My sons and daughters-in-laws love to kid my about my fierce, unbending ties to traditions. No, the menu won’t change for it is turkey at thanksgiving, standing rib roast at Christmas and lamb at Easter. The side dishes are also strictly defined. It is not just by habit for I have a sense that, given the pace of change in our lives, that some places of stability make sense. The kids and grandkids know that they can count on certain things. There is homemade macaroni and cheese on cooking making night and when it comes to icing the cut out cookies I always include the swimsuit editions – yes, Victoria Secrets can’t claim the only risqué holiday tradition. After the cookie making we retreat to the living room around the fire place and test our memory with the Christmas alphabet pop-up book (A is for angel, B is for bell ….).
We inherit traditions or create our own to take stock of time and to link the ever changing years to something that lasts, relationships that weather storms, and kindness that wins out at the end. We embrace and follow traditions for all of us seem to know that much of what is really important in life can barely be explained and must be handled with care within a community and traditions hold a family or community together.

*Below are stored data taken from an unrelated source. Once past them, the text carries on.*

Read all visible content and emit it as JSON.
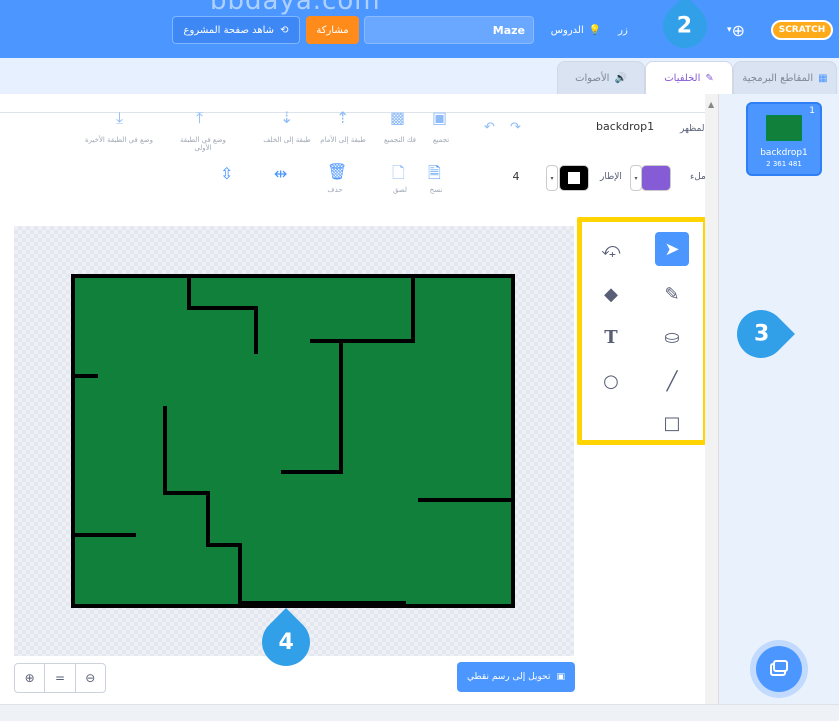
{
  "watermark": "bbdaya.com",
  "topbar": {
    "view_project_page": "شاهد صفحة المشروع",
    "share": "مشاركة",
    "project_title": "Maze",
    "tutorials": "الدروس",
    "partial_label": "زر",
    "logo": "SCRATCH"
  },
  "tabs": {
    "code": "المقاطع البرمجية",
    "backdrops": "الخلفيات",
    "sounds": "الأصوات"
  },
  "toolbar": {
    "backdrop_label": "المظهر",
    "backdrop_name": "backdrop1",
    "group": "تجميع",
    "ungroup": "فك التجميع",
    "forward": "طبقة إلى الأمام",
    "backward": "طبقة إلى الخلف",
    "front": "وضع في الطبقة الأولى",
    "back": "وضع في الطبقة الأخيرة",
    "fill_label": "ملء",
    "outline_label": "الإطار",
    "outline_width": "4",
    "copy": "نسخ",
    "paste": "لصق",
    "delete": "حذف"
  },
  "sprite_panel": {
    "index": "1",
    "name": "backdrop1",
    "size": "2 361 481"
  },
  "editor": {
    "convert_button": "تحويل إلى رسم نقطي"
  },
  "callouts": {
    "c2": "2",
    "c3": "3",
    "c4": "4"
  },
  "colors": {
    "accent": "#4c97ff",
    "highlight": "#ffd400",
    "maze_fill": "#11803a",
    "fill": "#855cd6"
  }
}
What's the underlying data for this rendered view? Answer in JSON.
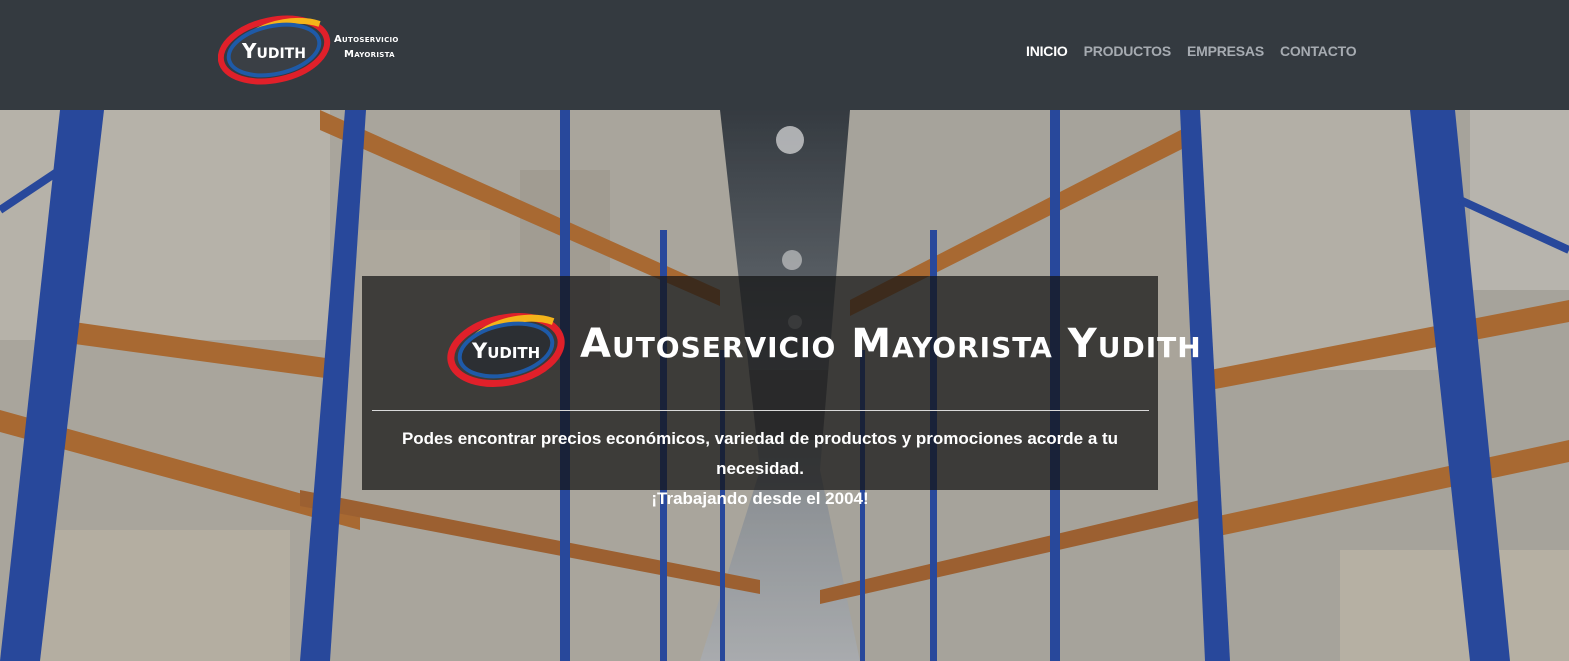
{
  "brand": {
    "logo_word": "Yudith",
    "line1": "Autoservicio",
    "line2": "Mayorista"
  },
  "nav": {
    "items": [
      {
        "label": "INICIO",
        "active": true
      },
      {
        "label": "PRODUCTOS",
        "active": false
      },
      {
        "label": "EMPRESAS",
        "active": false
      },
      {
        "label": "CONTACTO",
        "active": false
      }
    ]
  },
  "hero": {
    "logo_word": "Yudith",
    "title": "Autoservicio Mayorista Yudith",
    "line1": "Podes encontrar precios económicos, variedad de productos y promociones acorde a tu necesidad.",
    "line2": "¡Trabajando desde el 2004!"
  },
  "colors": {
    "header_bg": "#343a40",
    "nav_active": "#ffffff",
    "nav_inactive": "#a6abb1",
    "logo_red": "#e0202a",
    "logo_yellow": "#f4b41a",
    "logo_blue": "#1e5aa8",
    "rack_blue": "#2b52b6",
    "beam_orange": "#c77a36"
  }
}
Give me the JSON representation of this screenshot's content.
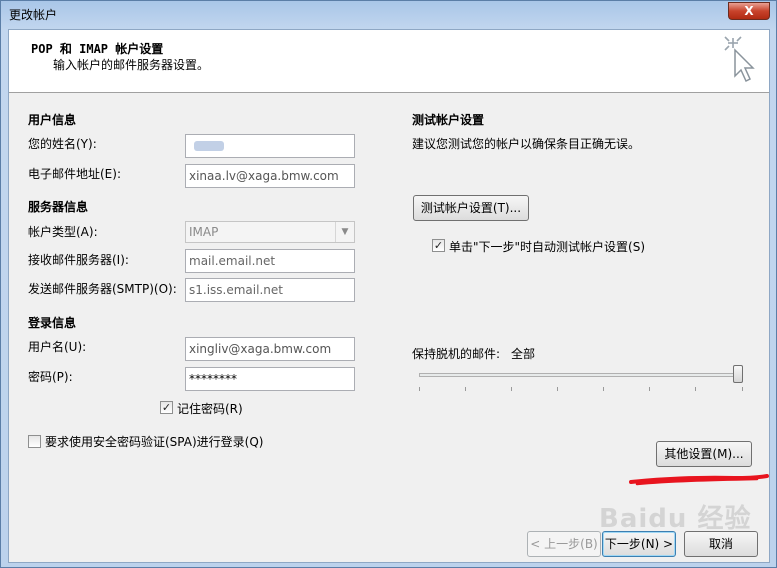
{
  "window": {
    "title": "更改帐户",
    "close_glyph": "X"
  },
  "header": {
    "title": "POP 和 IMAP 帐户设置",
    "subtitle": "输入帐户的邮件服务器设置。",
    "icon": "cursor-sparkle-icon"
  },
  "user_info": {
    "title": "用户信息",
    "name_label": "您的姓名(Y):",
    "name_value": "",
    "email_label": "电子邮件地址(E):",
    "email_value": "xinaa.lv@xaga.bmw.com"
  },
  "server_info": {
    "title": "服务器信息",
    "account_type_label": "帐户类型(A):",
    "account_type_value": "IMAP",
    "incoming_label": "接收邮件服务器(I):",
    "incoming_value": "mail.email.net",
    "outgoing_label": "发送邮件服务器(SMTP)(O):",
    "outgoing_value": "s1.iss.email.net"
  },
  "login_info": {
    "title": "登录信息",
    "username_label": "用户名(U):",
    "username_value": "xingliv@xaga.bmw.com",
    "password_label": "密码(P):",
    "password_value": "********",
    "remember_label": "记住密码(R)",
    "remember_checked": "✓",
    "spa_label": "要求使用安全密码验证(SPA)进行登录(Q)"
  },
  "test": {
    "title": "测试帐户设置",
    "description": "建议您测试您的帐户以确保条目正确无误。",
    "test_button": "测试帐户设置(T)...",
    "auto_test_label": "单击\"下一步\"时自动测试帐户设置(S)",
    "auto_test_checked": "✓"
  },
  "offline": {
    "label": "保持脱机的邮件:",
    "value": "全部",
    "level_fraction": 1.0
  },
  "buttons": {
    "more_settings": "其他设置(M)...",
    "back": "< 上一步(B)",
    "next": "下一步(N) >",
    "cancel": "取消"
  },
  "watermark": {
    "text": "Baidu 经验"
  },
  "colors": {
    "accent_red": "#e8141e"
  }
}
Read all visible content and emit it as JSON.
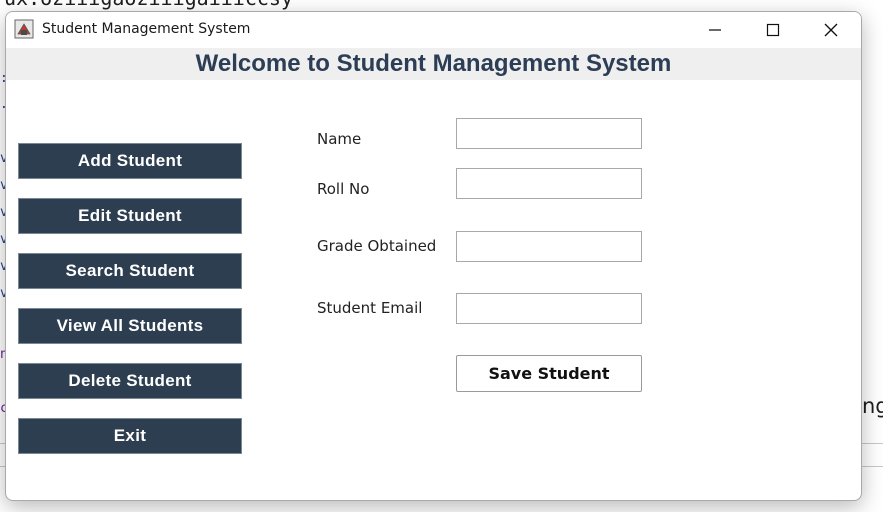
{
  "window": {
    "title": "Student Management System",
    "header": "Welcome to Student Management System"
  },
  "menu": [
    {
      "label": "Add Student"
    },
    {
      "label": "Edit Student"
    },
    {
      "label": "Search Student"
    },
    {
      "label": "View All Students"
    },
    {
      "label": "Delete Student"
    },
    {
      "label": "Exit"
    }
  ],
  "form": {
    "name_label": "Name",
    "name_value": "",
    "roll_label": "Roll No",
    "roll_value": "",
    "grade_label": "Grade Obtained",
    "grade_value": "",
    "email_label": "Student Email",
    "email_value": "",
    "save_label": "Save Student"
  },
  "background": {
    "code_fragment": "ux.oziiigaoziiigaiiiccsy",
    "side_fragment": "ng"
  },
  "colors": {
    "button_bg": "#2c3e50",
    "header_text": "#2c3e55",
    "header_band": "#efefef"
  },
  "icons": {
    "app": "java-app-icon",
    "minimize": "minimize-icon",
    "maximize": "maximize-icon",
    "close": "close-icon"
  }
}
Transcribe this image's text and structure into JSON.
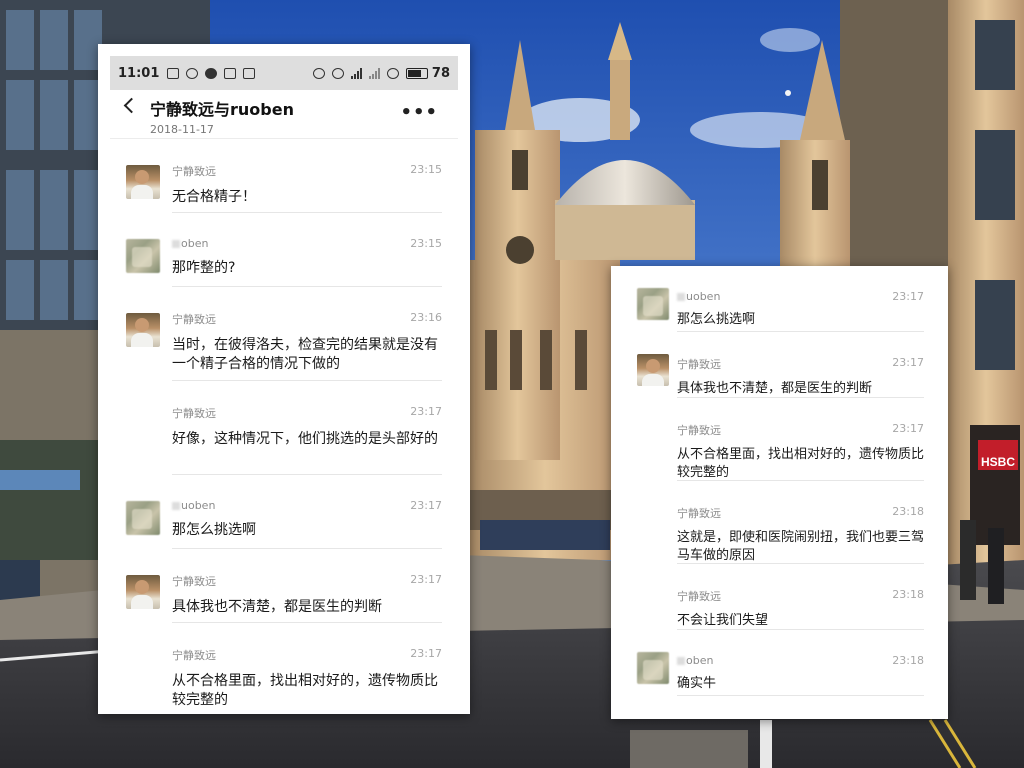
{
  "status_bar": {
    "time": "11:01",
    "battery": "78",
    "battery_level": 0.78
  },
  "chat": {
    "title": "宁静致远与ruoben",
    "date": "2018-11-17",
    "back_icon": "back-chevron-icon",
    "more_icon": "more-dots-icon"
  },
  "left_messages": [
    {
      "name": "宁静致远",
      "time": "23:15",
      "text": "无合格精子！",
      "avatar": "face"
    },
    {
      "name": "oben",
      "time": "23:15",
      "text": "那咋整的?",
      "avatar": "blur"
    },
    {
      "name": "宁静致远",
      "time": "23:16",
      "text": "当时，在彼得洛夫，检查完的结果就是没有一个精子合格的情况下做的",
      "avatar": "face"
    },
    {
      "name": "宁静致远",
      "time": "23:17",
      "text": "好像，这种情况下，他们挑选的是头部好的",
      "avatar": "none"
    },
    {
      "name": "uoben",
      "time": "23:17",
      "text": "那怎么挑选啊",
      "avatar": "blur"
    },
    {
      "name": "宁静致远",
      "time": "23:17",
      "text": "具体我也不清楚，都是医生的判断",
      "avatar": "face"
    },
    {
      "name": "宁静致远",
      "time": "23:17",
      "text": "从不合格里面，找出相对好的，遗传物质比较完整的",
      "avatar": "none"
    }
  ],
  "right_messages": [
    {
      "name": "uoben",
      "time": "23:17",
      "text": "那怎么挑选啊",
      "avatar": "blur"
    },
    {
      "name": "宁静致远",
      "time": "23:17",
      "text": "具体我也不清楚，都是医生的判断",
      "avatar": "face"
    },
    {
      "name": "宁静致远",
      "time": "23:17",
      "text": "从不合格里面，找出相对好的，遗传物质比较完整的",
      "avatar": "none"
    },
    {
      "name": "宁静致远",
      "time": "23:18",
      "text": "这就是，即使和医院闹别扭，我们也要三驾马车做的原因",
      "avatar": "none"
    },
    {
      "name": "宁静致远",
      "time": "23:18",
      "text": "不会让我们失望",
      "avatar": "none"
    },
    {
      "name": "oben",
      "time": "23:18",
      "text": "确实牛",
      "avatar": "blur"
    }
  ],
  "background": {
    "sign_text": "HSBC",
    "sky_color": "#2f5fb8",
    "stone_color": "#d9b98c"
  }
}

Anna and Simeon are the faithful, long standing, tradition bearers of the Christmas story. They were the stubbornly loyal servants in the temple at a time when so much was coming apart – zealots bargaining for revolution, priests negotiating a safe place between temple loyalty and Roman government demands, and common folk simply trying to find meaning, purpose and a dose of kindness in their own difficult lives. In the midst of all of this Anna and Simeon stayed the course – worshipping in the Temple and taking care of folks coming in and out. If they were around today, they’d be the ones folding the worship bulletins, setting up the communion elements, taking care of the church gardens, making sure that the infrastructure of machines and doors and locks are all in order and showing up with coffee and donuts at the volunteer gatherings. When I think of Anna I think of Mary, who taught the 3rd grade Sunday school class at Central Presbyterian Church in Buffalo for over 30 years. Every December she’d have her class to her home for dinner, always serving both green and red jello but never fruit in it – children don’t like fruit mixed with their jello. When Simeon appears in the Gospel of Luke I think of Dick, Jim, Clay, Martha and the loyal crew of Saturday and Tuesday workers, plugging away at Sweat Equity all those years of construction and remodeling. It takes grit and perseverance to get things done.
I also imagine that Anna and Simeon were old enough and confident enough to tell the truth and then let the chips fall where they may. Declaring that the baby Jesus would grow up to be the chosen one of Israel, the messiah was a very risky thing to do. You’ll recall that Herod and Pilate were not open to any opposition to their own power and plenty of folk got themselves killed by crossing them. Yet, in the shadow of Pilate and under the thumb of Herod Anna and Simeon let their hearts and their spirits take the lead.
Sometimes we do that. Back when Dan was marrying Melissa in her Roman Catholic Church, the Monsignor expressed concern about serving communion at the worship when at least half of those present would not be included. He is a kind and generous man and when he asked Heather Shortlidge, who had already been invited to assist in the service, if she had any ideas of what to do she shared his generous question with me. We thought of an alternative: why not ask if Heather could serve the Protestants and the Monsignor the Catholics. I added, “We’ve got a snowball’s chance in hell that he’ll say yes but he did ask so go ahead and give it a try.” When presented with that option, this kind, older priest said “Fine idea.” At the rehearsal, Alison and I were very expressive in our thanks and, after a warm exchange, I said, “I doubt that the Bishop would sign off on this one,” he smiled and said, “What are they going to do; I’m 80 and have been here forever.” There are advantages of being old and hanging around for decades. By the way, communion was shared and I smiled when some of the Roman Catholics jumped lines to be served by the female “priest.” Sometimes you can simply do the right and caring thing and then let the chips fall where they may.
So Anna and Simeon let it all hang out. Under the eye of the temple authorities and within earshot of Pilate they praised God for this newborn king and savior. Simeon took Jesus in his arms, holding mystery, and gave thanks to God. By the way, that is why I schedule a baptism on the day we read of Simeon and Anna. Holding life, holding mystery, holding wonder – that is what we do in the church. And that is our hope.
May you hold on to what is good and kind and faithful. May you carve out traditions that keep you on a faithful course; holding on to what is good. May you take your place alongside Simeon and Anna to persevere in hope and live in praise.